Prast's production of 12 Angry Men was named 'Production of the Decade' by the theatre's subscribers.

===Film and television===
Prast made his television debut in 1983 in the New Zealand drama series Mortimer's Patch. In 1987 he returned to television, appearing as Alistair Redfern in the New Zealand soap opera Gloss. In 1992 he starred in the drama movie about the French terrorist attack on a Greenpeace boat in Auckland Harbour in 1985. The Sinking of the Rainbow Warrior also starred Sam Neill and Jon Voight. He appeared as Nurse Paul Churchill on several episodes of the soap opera Shortland Street (1995–1996). Prast was a co-star in the 1998 New Zealand movie, When Love Comes Along, with Rena Owen and Dean O'Gorman, directed by Garth Maxwell.

He has appeared in several other series, and from 2010–12 guest-starred as Jeffrey Duff in Go Girls. In 2022, he played Maxine's father / The Televangelist in the slasher film X, before reprising the role in its 2024 sequel MaXXXine.

===Auckland Festival===
Prast organised the first Auckland Festival, which was marketed as AK03, a biennial arts and cultural festival. The festival is a celebration of the distinct and unique nature of Auckland and in particular the Pacific influence.

===Other television appearances===
In 1988 Prast joined TV star Jay Laga'aia as co-host for the first Coca-Cola 24-hour Music Weekend. In 1988 he also performed on the Telethon, alongside EastEnders star Letitia Dean and Dalvanius Prime with the Pātea Māori Club. In the same programme, he performed "I'm Glad I'm Not a Kennedy" with Shona Laing.

In 1998, on the TV arts programme Backchat (hosted by Bill Ralston), Prast debated local politician Craig Little for an increase in regional funding for the arts. Shortly after the debate, $10million was set aside for supporting arts events of regional significance to Auckland.

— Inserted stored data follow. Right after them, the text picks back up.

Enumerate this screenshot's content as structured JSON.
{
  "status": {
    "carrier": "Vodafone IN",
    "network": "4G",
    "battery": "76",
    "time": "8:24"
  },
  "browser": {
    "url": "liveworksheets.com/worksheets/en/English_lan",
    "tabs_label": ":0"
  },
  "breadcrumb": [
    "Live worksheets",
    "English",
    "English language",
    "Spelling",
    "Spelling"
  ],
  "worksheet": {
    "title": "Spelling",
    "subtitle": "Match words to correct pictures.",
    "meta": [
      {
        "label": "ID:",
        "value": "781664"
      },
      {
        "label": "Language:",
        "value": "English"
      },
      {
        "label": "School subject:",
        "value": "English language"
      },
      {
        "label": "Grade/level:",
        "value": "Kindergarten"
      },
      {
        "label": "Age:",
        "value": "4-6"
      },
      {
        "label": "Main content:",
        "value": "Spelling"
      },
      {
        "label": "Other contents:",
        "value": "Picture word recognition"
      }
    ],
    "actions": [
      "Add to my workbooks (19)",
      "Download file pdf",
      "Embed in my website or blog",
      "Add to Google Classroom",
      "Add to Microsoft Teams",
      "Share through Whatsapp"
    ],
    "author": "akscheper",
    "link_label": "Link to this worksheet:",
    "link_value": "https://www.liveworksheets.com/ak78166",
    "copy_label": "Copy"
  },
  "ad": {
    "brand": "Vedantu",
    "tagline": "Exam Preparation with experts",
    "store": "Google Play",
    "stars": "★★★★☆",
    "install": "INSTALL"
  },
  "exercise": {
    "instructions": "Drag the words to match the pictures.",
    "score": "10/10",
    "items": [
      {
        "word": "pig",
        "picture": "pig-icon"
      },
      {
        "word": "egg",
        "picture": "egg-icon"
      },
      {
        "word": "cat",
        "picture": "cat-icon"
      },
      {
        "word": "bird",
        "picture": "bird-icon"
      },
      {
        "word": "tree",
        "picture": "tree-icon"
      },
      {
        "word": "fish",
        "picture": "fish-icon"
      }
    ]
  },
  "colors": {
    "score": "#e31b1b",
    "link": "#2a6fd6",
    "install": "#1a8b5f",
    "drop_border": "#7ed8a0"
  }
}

In 2009 Prast appeared as an arts commentator on TVNZ's Breakfast programme, sharply criticising the Auckland City Council for overspending on International Theatre Productions.

==Filmography==
===Television===
- Mortimer's Patch (1983)
- Gloss as Alistair Redfern (1987–1990)
- Erebus: The Aftermath (1988)
- Shortland Street as Nurse Paul Churchill (1993, 1994, 1995)
- Hercules: The Legendary Journeys as First Soldier (1995–1996)
- Riding High as Ralph (1995)
- Xena: Warrior Princess as Nemos (1995)
- Mercy Peak as Tom Strachey (2001–2003)
- Serial Killers
- Go Girls as Jeffrey Duff (2010–2012)
- Filthy Rich as Sir Douglas (2016-2017)
- The Gulf as Adam Harding (2019-2021)
- The Brokenwood Mysteries as Gordon Godley (2022)
- Under the Vines as Rupert Shaw (2022-2023)

===Film===
- The Sinking of the Rainbow Warrior as Louis Deschamps (1992)
- When Love Comes Along which premiered at the 1998 Toronto International Film Festival
- You Move, You Die an Indie Thriller written and directed by Ketzal Sterling
- X as Reverend Ernest Miller, Maxine's Father (2022)
- MaXXXine as Reverend Ernest Miller, Maxine's Father (2024)

==Politics==
In June 2010 Prast announced his intention to stand as a mayoral candidate in the October Auckland mayoral election. He stated that his experience and leadership would allow him to be an effective mayor, the first as it transitions into "Super City". At the time, he talked about his sexual orientation: "If anything I think that my sexual orientation has given me a much greater empathy with people. And isn't this what we're supposed to be mulling on and electing? Someone that is good with people? [...] My feeling as a gay man is that we're all in this together, irrespective of our sexual orientation. And really, irrespective of our political leanings. I mean when you're sitting in rush hour in Auckland are you from the left or the right, are you gay or straight? It doesn't matter. You're from Auckland. We have many, many issues that we all share, irrespective of our political viewpoint or our sexual orientation." He was not successful in his bid, finishing fifth in the field of five listed candidates.

==Recognition==
He gained recognition for his work as director of the inaugural Auckland Festival (2003), when it was voted by Metro Readers Poll as the "Event of the Year". The same Metro Readers Poll also voted him "Auckland Man of the Year".